Q: In the healthcare industry, are there organizations who are leading the way and demonstrating prime examples of providing fully integrated care?

RV: We've got some amazing models of integrated care in the real world with in-person clinics. You have integrated health systems like Geisinger, Intermountain Health, and Kaiser.  You've got clinics like the Mayo Clinic, which have just done a fantastic job over the last several decades of building amazing multi-condition and interdisciplinary practices. We have evidence of what works when that is well-executed. The challenge with the in-person models is that they're not accessible by geography to everybody. They're either not convenient or too expensive. Our goal is to build on what we know works from the in-person world and add things that are possible only with digital technology so that we can make these best practices available to a much wider population, scale that and do it affordably. 

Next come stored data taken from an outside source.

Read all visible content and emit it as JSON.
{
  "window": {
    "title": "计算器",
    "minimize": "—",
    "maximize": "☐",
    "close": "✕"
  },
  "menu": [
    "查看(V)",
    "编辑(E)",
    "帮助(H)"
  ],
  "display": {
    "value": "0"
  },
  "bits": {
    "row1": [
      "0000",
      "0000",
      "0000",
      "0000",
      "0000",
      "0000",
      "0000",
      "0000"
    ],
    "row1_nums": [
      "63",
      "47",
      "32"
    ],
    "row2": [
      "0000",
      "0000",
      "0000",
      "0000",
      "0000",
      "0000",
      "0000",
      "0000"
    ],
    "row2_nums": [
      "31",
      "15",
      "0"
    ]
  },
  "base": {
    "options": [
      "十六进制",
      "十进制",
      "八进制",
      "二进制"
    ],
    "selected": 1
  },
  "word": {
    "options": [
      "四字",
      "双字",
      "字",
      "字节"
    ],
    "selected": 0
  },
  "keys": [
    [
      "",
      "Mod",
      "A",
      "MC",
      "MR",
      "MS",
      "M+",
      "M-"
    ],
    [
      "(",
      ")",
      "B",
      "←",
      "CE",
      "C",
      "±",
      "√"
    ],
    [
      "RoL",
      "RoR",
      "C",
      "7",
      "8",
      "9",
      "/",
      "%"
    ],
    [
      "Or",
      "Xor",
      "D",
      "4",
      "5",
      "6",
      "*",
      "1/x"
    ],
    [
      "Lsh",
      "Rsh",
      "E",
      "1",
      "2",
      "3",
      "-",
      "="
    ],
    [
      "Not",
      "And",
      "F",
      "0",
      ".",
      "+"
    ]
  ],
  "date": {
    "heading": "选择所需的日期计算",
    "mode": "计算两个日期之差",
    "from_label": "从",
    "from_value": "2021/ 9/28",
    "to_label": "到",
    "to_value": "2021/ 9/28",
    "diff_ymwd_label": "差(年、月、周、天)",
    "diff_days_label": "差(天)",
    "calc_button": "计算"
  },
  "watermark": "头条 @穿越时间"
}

Q: If Omada’s goal is to build on what’s working in the in-person models you mentioned, what are some examples of that happening and trying to improve coordinated care in the Omada context? 

RV: Our members typically have a health coach that is working with them on their behavioral change program. That health coach is the primary person at Omada who's helping coordinate their care. When they have behavioral health needs, the health coach is trained to help with some of their behavioral health needs and the health coach will consult with an experienced behavioral health specialist, as needed, to make the coaching more effective. Similarly, if this person has diabetes they're bringing in a diabetes specialist, or a hypertension specialist. But there's always this consistency of care with the health coach and the member. So those are the kind of approaches that we are bringing into our programs to help with that coordinated experience across these different conditions that we treat.